On November 7th, Jennifer Goetz, Kellie McCoy, and Jim Phelps discussed transitioning from military culture to business culture at our Innovation Conversation as part of National Veteran Small Business Week and the inaugural St. Louis Startup Week.

Jennifer Goetz is the Veteran Student Services Advisor at WashU. She also serves as an Air Force Reservist. In the Air Force, she has over 17 years of experience in human resources, business operations, program and project management, policy development, logistics, and executive support. After serving in various capacities for 15 year, she transitioned to a career as a veteran social worker and founded Washington University in St. Louis' Office of Military and Veteran Services. Jennifer earned a Bachelor of Arts in Sociology from the University of Virginia, a Master of Education in Education, Culture and Society from the University of Utah, and a Master of Social Work in Veteran Social and Economic Development from the Brown School at Washington University in St. Louis. In her current role, she serves as WashU's focal point for military and veteran matters, working to include transitioning military-connected students in higher education, providing and connecting students with programs and services, and partnering across campus and in the community.

Kellie McCoy is the founder of The Candra Group, which offers customized advisory services to executive leaders, business owners, and non-profit organizations. She is co-founder of Upkeep Partners, and the founding City Leader of Bunker Labs STL, a national non-profit supporting veteran and military spouse entrepreneurs. Kellie served over 20 years in the U.S. Army as a combat engineer officer. After her service, she served as Chief of Staff to the CEO and Director of Operational Planning at Starbucks Coffee Company.  She graduate from the U.S. Military Academy at West Point and holda a master's degrees in engineering and strategy. She is currently an Executive MBA candidate at the Olin School of Business at Washington University in St. Louis. 

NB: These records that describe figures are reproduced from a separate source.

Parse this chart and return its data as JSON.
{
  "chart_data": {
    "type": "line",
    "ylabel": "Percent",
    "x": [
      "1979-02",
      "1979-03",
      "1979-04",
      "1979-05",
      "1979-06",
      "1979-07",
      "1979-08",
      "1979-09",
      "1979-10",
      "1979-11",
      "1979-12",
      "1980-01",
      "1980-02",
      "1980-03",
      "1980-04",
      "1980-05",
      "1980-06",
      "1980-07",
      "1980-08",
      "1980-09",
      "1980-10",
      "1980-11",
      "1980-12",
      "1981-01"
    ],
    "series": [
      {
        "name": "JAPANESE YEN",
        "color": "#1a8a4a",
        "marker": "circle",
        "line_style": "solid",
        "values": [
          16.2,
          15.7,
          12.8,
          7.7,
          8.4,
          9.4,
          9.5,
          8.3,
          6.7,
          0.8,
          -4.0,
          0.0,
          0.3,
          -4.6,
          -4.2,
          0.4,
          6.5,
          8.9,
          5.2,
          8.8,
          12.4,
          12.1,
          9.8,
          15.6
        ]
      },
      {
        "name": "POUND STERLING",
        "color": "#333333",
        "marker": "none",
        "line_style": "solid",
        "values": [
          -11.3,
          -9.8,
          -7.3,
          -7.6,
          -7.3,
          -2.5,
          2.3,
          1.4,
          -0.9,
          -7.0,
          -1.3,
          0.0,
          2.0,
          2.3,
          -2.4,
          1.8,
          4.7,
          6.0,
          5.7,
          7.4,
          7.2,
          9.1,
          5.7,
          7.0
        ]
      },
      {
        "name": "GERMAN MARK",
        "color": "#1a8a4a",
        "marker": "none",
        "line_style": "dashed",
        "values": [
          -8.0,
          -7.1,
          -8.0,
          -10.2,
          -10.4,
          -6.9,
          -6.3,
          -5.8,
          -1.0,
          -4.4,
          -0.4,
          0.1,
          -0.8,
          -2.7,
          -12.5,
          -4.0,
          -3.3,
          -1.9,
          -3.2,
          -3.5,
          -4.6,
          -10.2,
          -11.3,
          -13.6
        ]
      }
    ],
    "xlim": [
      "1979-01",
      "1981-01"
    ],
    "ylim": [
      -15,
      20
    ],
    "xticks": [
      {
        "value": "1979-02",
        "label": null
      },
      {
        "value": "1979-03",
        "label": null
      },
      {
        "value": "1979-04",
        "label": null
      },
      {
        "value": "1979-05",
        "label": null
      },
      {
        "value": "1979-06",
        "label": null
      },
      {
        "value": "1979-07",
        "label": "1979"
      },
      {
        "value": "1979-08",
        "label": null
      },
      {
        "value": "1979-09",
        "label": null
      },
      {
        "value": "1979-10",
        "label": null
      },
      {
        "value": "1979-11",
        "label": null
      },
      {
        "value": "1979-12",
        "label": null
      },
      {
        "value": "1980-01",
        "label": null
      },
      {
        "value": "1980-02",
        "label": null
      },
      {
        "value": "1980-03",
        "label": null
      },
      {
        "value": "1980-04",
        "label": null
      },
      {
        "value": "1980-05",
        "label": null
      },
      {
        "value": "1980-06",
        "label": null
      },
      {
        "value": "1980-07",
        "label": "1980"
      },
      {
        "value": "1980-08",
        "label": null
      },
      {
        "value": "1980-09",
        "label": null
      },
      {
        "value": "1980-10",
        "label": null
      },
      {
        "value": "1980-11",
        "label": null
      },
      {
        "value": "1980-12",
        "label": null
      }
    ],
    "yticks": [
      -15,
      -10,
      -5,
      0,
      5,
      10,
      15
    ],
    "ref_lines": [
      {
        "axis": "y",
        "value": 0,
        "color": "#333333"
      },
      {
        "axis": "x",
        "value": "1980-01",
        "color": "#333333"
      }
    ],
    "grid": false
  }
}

Jim Phelps is the Vice President of Operations at UNCOMN, which provides services supporting data science, business architecture, system engineering and project management. Jim has been a partner at UNCOMN, LLC since 2012 and currently manages a portfolio of 28 client projects, generating annual revenue of approximately $14 Million.  Since 2007, he has provided management consulting services to the Department of Defense, Department of Veterans Affairs, St. Louis public sector planning agencies, and commerical firms. Jim served in the U.S. Army as a career soldier, joint logistician, operations analyst, and strategic planner. He holds a Master's degree in Economics and Operations Research from Colorado School of Mines, and an Executive Master's in International Business from St. Louis University. He is Past President of the APICS St. Louis Chapter and is an instructor for certification of Supply Chain Professionals (CSCP) and Logistics, Transportation, and Distribution (CLTD). 

Panelists shared advice and personal anecdotes about transitioning from military culture to business culture, from discussing the struggles of continuing education to learning how to dress without a uniform.

Kellie McCoy discussed how the trials of being a woman in the military prepared her to take on other challenges in like. She said that, "being one of the first or only women in a lot of units meant figuring out how to stay intensely focused on a mission and figuring out how to make connections with other people and get things done... The leadership that the army instilled in me has allowed me to put my arms around a group of people, identifying who fits where, and begin marching towards a common objective." 

Jim Phelps expressed how many of the skills learned in the military transfer to valualable traits in academia, relating how the "grit" one develops during service builds intellectual curiosity. 

Jennifer Goetz considered the prejudices that exist against members of the military. "We are a very inclusive culture here at WashU, but we need to know this diversity extends to many groups, including military... Don't assume, try to understand who these individuals are."

The event was moderated by Joe Steensma, Professor of Practice at the Brwon School at WashU and veteran of the U.S. Army.